Episode 45: Supporting Healthy Stepfamilies

In this episode of The Family Couch, we talk with Marquita Johnson, a Licensed Professional Counselor, about stepfamilies and the dynamics that come with part of being in a stepfamily.  

We dive right in and discuss qualities that a stepfamily has that other traditional families may not have.  Johnson provides that different parenting styles is number one.  Another is having children that live between multiple homes.  She explains that it is difficult to manage the changes between the rules and lifestyle of two different homes.  Stepfamilies are born out of some type of grief or loss.  In stepfamilies we want individuals to still keep their identity and not necessarily blend into one family as many people describe as the “blended family.”  We all want to keep our identity and be ourselves.  This is especially concerning for children because they are already going through changes.  

We next discuss how to navigate the dynamic with the child and their new parent.  Johnson describes this relationship as “loyalty bonds.”  She gives an example of when you have a best friend and they make a new friend that you have to accept into your friend group.  You have to share your best friend with this new person and it’s an odd feeling.  In families, it’s the same issue but it’s at a heightened level.  Children may have a feeling of guilt in liking their new stepparent–like they’re going against their biological parent.  Johnson suggests having family meetings to discuss the transition to the new family and says that often parents just expect their children to be happy because they are happy.  If you have a toxic ex-spouse that is in the mix, this can create even more confusion and drama.  Splitting up holidays and birthdays, etc, becomes stressful for the child.  Johnson provides that it normally takes about seven years for a stepfamily to form.  

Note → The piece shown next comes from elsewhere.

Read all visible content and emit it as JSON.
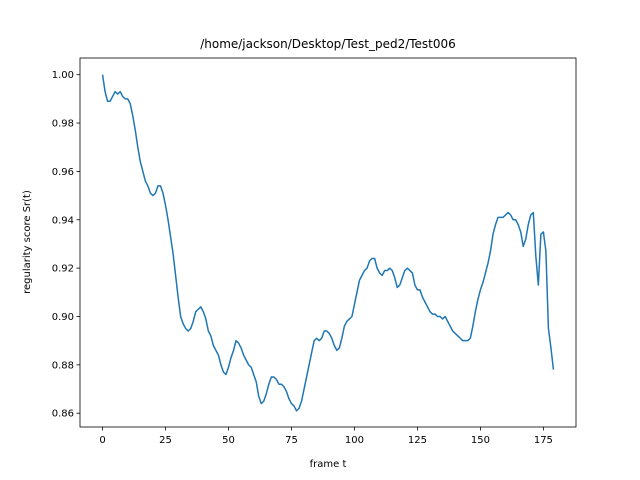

To manage loyalty bonds and the parent on the outside of the new stepfamily, Johnson says the mirroring technique is very helpful.  We need to display the behavior that we want the other parent to display.  This means we have to be the bigger person, as our children are watching.  Johnson provides a quote, “You have to love your child more than you dislike your ex-spouse.”  This will help you communicate and make the co-parenting relationship work.  Sometimes the struggle is that the new stepparent needs to take a different role for a while until things really come together.  You have to recognize that you are not the birth parent, even though you may be supporting the child financially and emotionally at the time.  Johnson suggests trying to be more proactive than reactive and having a plan in place before situations occur.  It is extremely important that everyone in the family feels that their voice is being heard.

We change gears and discuss the stepparent’s role in forming the new family.  Johnson uses herself as an example.  She was a stepmother who at the time did not have children of her own, so she was ready to jump in.  She was not thinking about what the child needed from her but instead what her plan was to help the child.  Johnson said the stepparent needs to look at what their motives are and recognize his or her place within the family.  She suggests taking things slow and being open to the fact that your role may change from time to time.  Sometimes old issues may come up, like unresolved issues from the past that the stepparent may need to deal with.  Communication between the spouses is key, and Johnson suggests making sure the stepparents’ voice is also heard.

Johnson says it is good to let the child identify you as what is comfortable to them.  Sometimes it is Bonus Mom, Stepmom, Mrs. Smith, or Mom #2.  It is good to give the child the freedom to use the name they are comfortable with.  It is also important to note that the relationship between the old spouse or partner and the new spouse can also be very murky.  How the relationship ended is an important factor.  If there is unfinished business, they may not even recognize they are in need of healing.  In this circumstance, everyone is grieving at some level–the children, the significant other, the new spouse…you have to move through the stages of grief, and everyone does this differently.  

When moving through the grief process, Johnson feels that the most emotionally stable person should be the one to guide the rest of the family through. Sometimes this may be the new spouse, since they are coming from the outside looking in.  This may mean reaching out to a professional to help get your family on the right path.  If you’re in a serious relationship with someone, you want to be able to seek out help to be more preventative if necessary.  If you are willing to do the work, you can have a great experience as a new family unit.  We want to be able to physically bring the new person or people into the family but also emotionally deal with any baggage or issues up front.



Marquita Johnson is a Licensed Professional Counselor in the state of Georgia whose specialties include relationships, including dating relationships and stepfamily relationships among others.  She also provides presentations and consultation to schools, companies, and places of worship.